Новый соклубник по «Ковчегу» – Эдуард Моисеевич Мамцис, что называется, «заразил» своими правдивыми, жизненными, интересными рассказами. И моя жизнь богата событиями, воспоминаниями. Говорят: «Чем бы дитя ни тешилось…» Дитём меня трудно назвать, но «старый, что малый…» Творческий настрой тянет то к стихотворению, то к прозе. Стихи печатались в некоторых изданиях. Прозу в этом сборнике можно считать дебютом. Один рассказ в газете – не в счёт. К тому же, по условиям конкурса его пришлось сократить до минимума, от чего он явно пострадал.
И соклубникам, и друзьям мои рассказы пришлись по душе. Надеюсь, дорогой читатель, что и Вам они понравятся.
Шумный гость
До того, как стать дачницей, я никогда не работала на земле, потому что родилась и жила в городе. Даже дальних родственников в деревне к тому времени не осталось. Поездки в колхоз считать не стоит. Там, что прикажут, то и делала: сушила сено, полола капусту, собирала картофель, набирала зерно в мешки. На даче же всё надо знать самой. Муж, правда, до женитьбы жил с родителями в собственном доме с огородом, выполнял «сельхозработы» по необходимости, когда заставляли старшие, всех тонкостей не знал. Именно поэтому я доверчиво внимала знатокам сельского хозяйства, каковыми оказались многие дачные соседи.
Прошёл слух, что у нас появился злейший враг огородников под названием «медведка». Не имея ни малейшего представления о том, что это за существо (интернета ещё не было!), по совету знатоков я приняла меры предосторожности. Сказали, что медведки не переносят запаха рыбы с душком. Если такую рыбу закопать по периметру участка, то это послужит непреодолимым барьером для врага. Всю неделю в городе я собирала рыбные отходы, устроив «рыбную неделю», а приехав в пятницу вечером на дачу, закопала в землю это противомедведочное средство.
Утром в глаза сразу бросился беспорядок там, где я провела охранное мероприятие. Останки рыбьих голов и костей были разбросаны по земле. Мне говорили, что медведка – насекомое длиной около восьми сантиметров, то есть небольшая. Неужели это её работа?

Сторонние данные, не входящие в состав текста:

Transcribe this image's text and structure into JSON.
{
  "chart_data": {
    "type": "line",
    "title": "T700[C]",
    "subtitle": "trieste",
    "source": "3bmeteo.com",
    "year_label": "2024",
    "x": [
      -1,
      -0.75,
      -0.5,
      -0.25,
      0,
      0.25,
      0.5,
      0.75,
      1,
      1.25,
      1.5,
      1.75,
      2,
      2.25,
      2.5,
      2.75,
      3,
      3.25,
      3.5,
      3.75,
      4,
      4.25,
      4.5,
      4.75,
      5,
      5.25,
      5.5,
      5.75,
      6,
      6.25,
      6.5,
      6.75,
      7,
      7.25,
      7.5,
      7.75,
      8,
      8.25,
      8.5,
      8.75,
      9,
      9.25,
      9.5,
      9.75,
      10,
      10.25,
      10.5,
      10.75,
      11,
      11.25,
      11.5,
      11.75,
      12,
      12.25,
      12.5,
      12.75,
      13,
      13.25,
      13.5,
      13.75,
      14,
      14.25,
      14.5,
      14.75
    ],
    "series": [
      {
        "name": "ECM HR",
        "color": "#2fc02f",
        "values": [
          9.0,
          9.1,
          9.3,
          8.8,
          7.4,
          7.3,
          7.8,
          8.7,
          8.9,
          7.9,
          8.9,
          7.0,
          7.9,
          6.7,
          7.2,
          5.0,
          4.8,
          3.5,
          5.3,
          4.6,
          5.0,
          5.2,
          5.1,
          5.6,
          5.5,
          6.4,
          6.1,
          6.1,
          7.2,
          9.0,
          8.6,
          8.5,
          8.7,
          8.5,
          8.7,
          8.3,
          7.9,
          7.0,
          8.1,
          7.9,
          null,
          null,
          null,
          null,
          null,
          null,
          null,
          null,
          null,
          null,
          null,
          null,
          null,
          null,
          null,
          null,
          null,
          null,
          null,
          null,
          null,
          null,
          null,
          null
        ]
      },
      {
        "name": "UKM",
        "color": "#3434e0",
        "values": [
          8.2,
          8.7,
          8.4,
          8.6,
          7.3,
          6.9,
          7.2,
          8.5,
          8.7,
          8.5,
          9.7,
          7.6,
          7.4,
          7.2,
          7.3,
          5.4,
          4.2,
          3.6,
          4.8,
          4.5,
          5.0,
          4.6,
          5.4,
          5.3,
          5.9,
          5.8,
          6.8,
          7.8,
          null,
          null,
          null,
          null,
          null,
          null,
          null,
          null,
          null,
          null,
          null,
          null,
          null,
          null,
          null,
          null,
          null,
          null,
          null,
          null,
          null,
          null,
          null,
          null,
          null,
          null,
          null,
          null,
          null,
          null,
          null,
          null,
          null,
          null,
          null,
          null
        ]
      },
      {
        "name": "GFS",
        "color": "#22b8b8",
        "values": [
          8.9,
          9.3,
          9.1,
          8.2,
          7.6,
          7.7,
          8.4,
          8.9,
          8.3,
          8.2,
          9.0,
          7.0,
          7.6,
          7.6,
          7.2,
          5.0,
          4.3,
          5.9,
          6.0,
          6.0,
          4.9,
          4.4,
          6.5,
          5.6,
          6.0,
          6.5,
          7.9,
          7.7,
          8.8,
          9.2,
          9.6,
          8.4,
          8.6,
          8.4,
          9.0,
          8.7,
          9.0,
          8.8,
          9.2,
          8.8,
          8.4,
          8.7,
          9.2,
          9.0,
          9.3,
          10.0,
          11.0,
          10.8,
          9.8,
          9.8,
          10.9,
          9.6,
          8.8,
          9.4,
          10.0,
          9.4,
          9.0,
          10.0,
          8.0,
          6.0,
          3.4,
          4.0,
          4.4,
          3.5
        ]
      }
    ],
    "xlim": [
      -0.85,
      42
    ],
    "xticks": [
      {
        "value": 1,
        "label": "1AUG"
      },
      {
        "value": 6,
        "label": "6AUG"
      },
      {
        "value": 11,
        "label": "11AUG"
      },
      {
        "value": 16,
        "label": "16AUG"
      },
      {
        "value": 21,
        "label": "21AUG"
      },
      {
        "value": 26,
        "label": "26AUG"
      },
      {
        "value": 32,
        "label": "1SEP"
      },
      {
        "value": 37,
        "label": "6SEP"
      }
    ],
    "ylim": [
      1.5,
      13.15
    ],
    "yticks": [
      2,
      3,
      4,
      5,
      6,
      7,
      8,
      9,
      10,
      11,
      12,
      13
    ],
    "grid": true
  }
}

– Не медведка хозяйничала, а, скорее всего, ёжик, – просветили знатоки.
– Что ты зарыла, какую рыбу? – уточняли они
– Больше всего было отходов от селёдки…
– То-то и оно! Ежи солёное любят.
Это было для меня открытием. Впредь рыбные остатки не зарывала, а с медведкой боролась другими методами. Для ежей оставляла иные угощения. Вскоре удалось увидеть целую ежиную семейку. За ежихой строем спешили несколько ежат. Возможно, это родственники нашего ежа. Почему «нашего»? Потому что мы в позапрошлом году привезли на дачу ежа из города.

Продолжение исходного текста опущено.